Os jogadores da seleção iraniana na Copa do Mundo têm sido alvo de críticas de todos os lados ao representar em campo um país que vive uma onda de protestos sem precedentes. Eles repetem desde o início do Mundial que estão no Catar para "lutar pelo povo e trazer alegria", num momento em que a República Islâmica passa por uma convulsão social. Mas vivem uma angústia existencial: apoiar - e como? - ou não os protestos que ocorrem em seu país?
Se cantam ou não o hino nacional, se publicam mensagens de apoio aos manifestantes ou adotam uma postura mais discreta. Tudo poderá ser usado contra eles, fora do país e principalmente dentro.
A difícil posição do time iraniano na Copa do Mundo do Catar foi resumida pelo treinador, o português Carlos Queiroz, depois da derrota por 6-2 contra a Inglaterra no primeiro jogo:
“Vocês nem imaginam o que esses caras passaram nos últimos dias, simplesmente porque queriam se expressar como jogadores. Não importa o que disserem, terão pessoas querendo matá-los”, comentou.
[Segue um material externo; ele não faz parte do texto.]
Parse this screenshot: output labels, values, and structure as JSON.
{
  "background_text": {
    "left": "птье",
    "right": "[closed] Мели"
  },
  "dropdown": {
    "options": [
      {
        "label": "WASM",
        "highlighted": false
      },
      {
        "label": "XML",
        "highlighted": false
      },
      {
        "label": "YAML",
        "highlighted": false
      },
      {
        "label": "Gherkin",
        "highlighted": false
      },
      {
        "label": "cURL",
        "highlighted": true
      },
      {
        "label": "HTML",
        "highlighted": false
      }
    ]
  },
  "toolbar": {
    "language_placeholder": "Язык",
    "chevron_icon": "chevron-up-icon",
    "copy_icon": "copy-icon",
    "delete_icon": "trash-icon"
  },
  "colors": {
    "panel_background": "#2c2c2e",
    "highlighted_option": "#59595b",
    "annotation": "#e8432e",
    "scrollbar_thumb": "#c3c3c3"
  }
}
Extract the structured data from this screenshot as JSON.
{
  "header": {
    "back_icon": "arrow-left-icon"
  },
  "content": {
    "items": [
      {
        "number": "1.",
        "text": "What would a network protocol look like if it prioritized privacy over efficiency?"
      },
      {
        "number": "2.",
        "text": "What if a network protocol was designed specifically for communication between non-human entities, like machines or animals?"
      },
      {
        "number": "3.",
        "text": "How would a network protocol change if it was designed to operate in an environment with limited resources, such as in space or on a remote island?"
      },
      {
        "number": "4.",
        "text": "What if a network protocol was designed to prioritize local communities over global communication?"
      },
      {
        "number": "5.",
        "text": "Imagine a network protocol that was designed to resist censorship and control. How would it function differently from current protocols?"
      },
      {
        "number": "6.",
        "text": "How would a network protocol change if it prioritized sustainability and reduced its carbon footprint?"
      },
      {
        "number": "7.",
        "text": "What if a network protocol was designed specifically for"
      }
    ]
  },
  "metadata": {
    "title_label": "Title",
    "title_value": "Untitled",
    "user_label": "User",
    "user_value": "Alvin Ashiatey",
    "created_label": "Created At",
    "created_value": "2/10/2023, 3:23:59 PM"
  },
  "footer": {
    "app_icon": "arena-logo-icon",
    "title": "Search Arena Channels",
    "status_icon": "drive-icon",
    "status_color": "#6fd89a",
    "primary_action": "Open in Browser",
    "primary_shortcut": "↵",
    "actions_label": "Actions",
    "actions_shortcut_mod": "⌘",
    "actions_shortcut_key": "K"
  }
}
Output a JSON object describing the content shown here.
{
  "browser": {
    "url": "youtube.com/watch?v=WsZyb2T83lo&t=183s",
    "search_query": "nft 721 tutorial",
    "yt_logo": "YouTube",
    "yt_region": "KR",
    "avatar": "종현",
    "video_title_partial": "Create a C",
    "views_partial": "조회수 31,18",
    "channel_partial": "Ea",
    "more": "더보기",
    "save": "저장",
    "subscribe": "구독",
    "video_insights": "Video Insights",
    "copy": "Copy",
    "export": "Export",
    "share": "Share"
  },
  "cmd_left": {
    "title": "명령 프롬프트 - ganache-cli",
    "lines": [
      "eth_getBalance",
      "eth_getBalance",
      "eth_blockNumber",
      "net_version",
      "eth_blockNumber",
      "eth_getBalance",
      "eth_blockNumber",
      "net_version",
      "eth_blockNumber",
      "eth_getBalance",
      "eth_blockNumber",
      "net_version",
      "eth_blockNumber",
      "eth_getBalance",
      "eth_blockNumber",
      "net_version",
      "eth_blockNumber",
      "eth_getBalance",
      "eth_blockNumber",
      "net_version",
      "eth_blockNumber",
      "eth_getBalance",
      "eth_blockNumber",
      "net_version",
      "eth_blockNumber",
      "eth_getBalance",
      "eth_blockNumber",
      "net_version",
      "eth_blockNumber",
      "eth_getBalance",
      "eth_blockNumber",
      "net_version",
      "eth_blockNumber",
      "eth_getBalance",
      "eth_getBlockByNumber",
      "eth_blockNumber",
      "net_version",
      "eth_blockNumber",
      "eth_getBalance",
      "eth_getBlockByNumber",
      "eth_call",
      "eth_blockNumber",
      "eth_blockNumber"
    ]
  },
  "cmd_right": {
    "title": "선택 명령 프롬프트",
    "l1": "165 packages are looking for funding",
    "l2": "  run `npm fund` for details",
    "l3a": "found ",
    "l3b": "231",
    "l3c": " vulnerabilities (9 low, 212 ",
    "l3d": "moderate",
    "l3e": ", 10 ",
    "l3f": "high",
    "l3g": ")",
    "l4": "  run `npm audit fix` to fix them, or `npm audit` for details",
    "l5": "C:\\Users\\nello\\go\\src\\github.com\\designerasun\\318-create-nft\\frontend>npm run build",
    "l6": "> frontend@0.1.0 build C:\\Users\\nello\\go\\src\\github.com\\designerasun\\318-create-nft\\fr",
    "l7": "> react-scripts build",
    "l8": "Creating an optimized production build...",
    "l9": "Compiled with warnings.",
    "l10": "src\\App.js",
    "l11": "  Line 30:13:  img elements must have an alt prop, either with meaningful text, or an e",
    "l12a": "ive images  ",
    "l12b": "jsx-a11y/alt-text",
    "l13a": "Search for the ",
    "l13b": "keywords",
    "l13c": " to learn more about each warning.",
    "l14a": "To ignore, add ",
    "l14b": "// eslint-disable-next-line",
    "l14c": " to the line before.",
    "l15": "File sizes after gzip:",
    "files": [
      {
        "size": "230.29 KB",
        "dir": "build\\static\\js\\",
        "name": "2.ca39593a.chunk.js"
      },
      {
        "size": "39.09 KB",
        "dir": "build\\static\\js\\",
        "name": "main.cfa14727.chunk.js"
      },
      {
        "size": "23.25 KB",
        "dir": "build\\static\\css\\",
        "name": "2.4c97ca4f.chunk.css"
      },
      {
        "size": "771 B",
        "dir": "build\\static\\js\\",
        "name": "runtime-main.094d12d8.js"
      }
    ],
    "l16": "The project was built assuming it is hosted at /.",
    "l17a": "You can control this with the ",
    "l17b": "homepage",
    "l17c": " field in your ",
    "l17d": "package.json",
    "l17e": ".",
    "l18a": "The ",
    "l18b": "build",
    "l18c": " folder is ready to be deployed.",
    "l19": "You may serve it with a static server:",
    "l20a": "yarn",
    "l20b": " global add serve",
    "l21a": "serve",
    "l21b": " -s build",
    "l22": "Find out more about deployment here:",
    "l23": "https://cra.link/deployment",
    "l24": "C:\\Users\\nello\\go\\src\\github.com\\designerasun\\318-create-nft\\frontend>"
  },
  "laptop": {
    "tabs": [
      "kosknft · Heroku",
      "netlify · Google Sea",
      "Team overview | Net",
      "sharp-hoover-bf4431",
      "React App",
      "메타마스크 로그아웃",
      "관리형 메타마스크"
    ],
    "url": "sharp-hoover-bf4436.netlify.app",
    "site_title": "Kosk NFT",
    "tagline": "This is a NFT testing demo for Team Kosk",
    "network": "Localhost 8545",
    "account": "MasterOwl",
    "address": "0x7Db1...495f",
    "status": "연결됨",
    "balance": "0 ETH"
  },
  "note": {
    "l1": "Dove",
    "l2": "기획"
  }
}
Se o apoio nas redes sociais ou nas partidas (não comemorar gols ou não cantar o hino) foi bem recebido pelos manifestantes, o panorama mudou após o encontro de Queiroz e sua tropa com o ultraconservador presidente Ebrahim Raïsi, pouco antes da viagem ao Catar.
A ferida que se abriu, num povo apaixonado pelo futebol e em que a seleção sempre atuou como elo entre as diferentes sensibilidades políticas, fez-se sentir frente à Inglaterra.
Gritos de ‘liberdade, liberdade’ ecoaram das arquibancadas lotadas de torcedores iranianos, que também gritaram o nome do ex-jogador do Bayern de Munique Ali Karimi, crítico ao poder.
A vitória por 2 a 0 sobre Gales no segundo jogo, que manteve as chances do time de se classificar pela primeira vez para a segunda fase da Copa do Mundo, não causou furor.
Antes do apito inicial, os jogadores cantaram o hino nacional, sem entusiasmo, pela primeira vez desde o início dos protestos no Irã.
As autoridades não tardaram a festejar a vitória, colocando mais uma vez a equipe no centro das críticas e debates. No Twitter, o líder supremo Ali Khamenei tuitou: “Os jogadores da seleção iraniana deixaram a nação iraniana feliz. Que Deus os faça felizes”.
Depois disso, o governo decidiu soltar 700 presos em “comemoração” à vitória.
Se os jogadores mostram, mesmo que silenciosamente, apoio à revolta, correm o risco de serem reprimidos. E, por outro lado, há ativistas e pessoas que se comprometem com a luta, arriscando suas vidas no Irã e esperam eles sejam os porta-bandeiras (…) Esse é o dilema dos jogadores. Eles estão entre a cruz e a espada. Façam o que fizerem, sofrerão as consequências. Existe um risco real para eles, se a situação ficar ainda mais complicada no Irã”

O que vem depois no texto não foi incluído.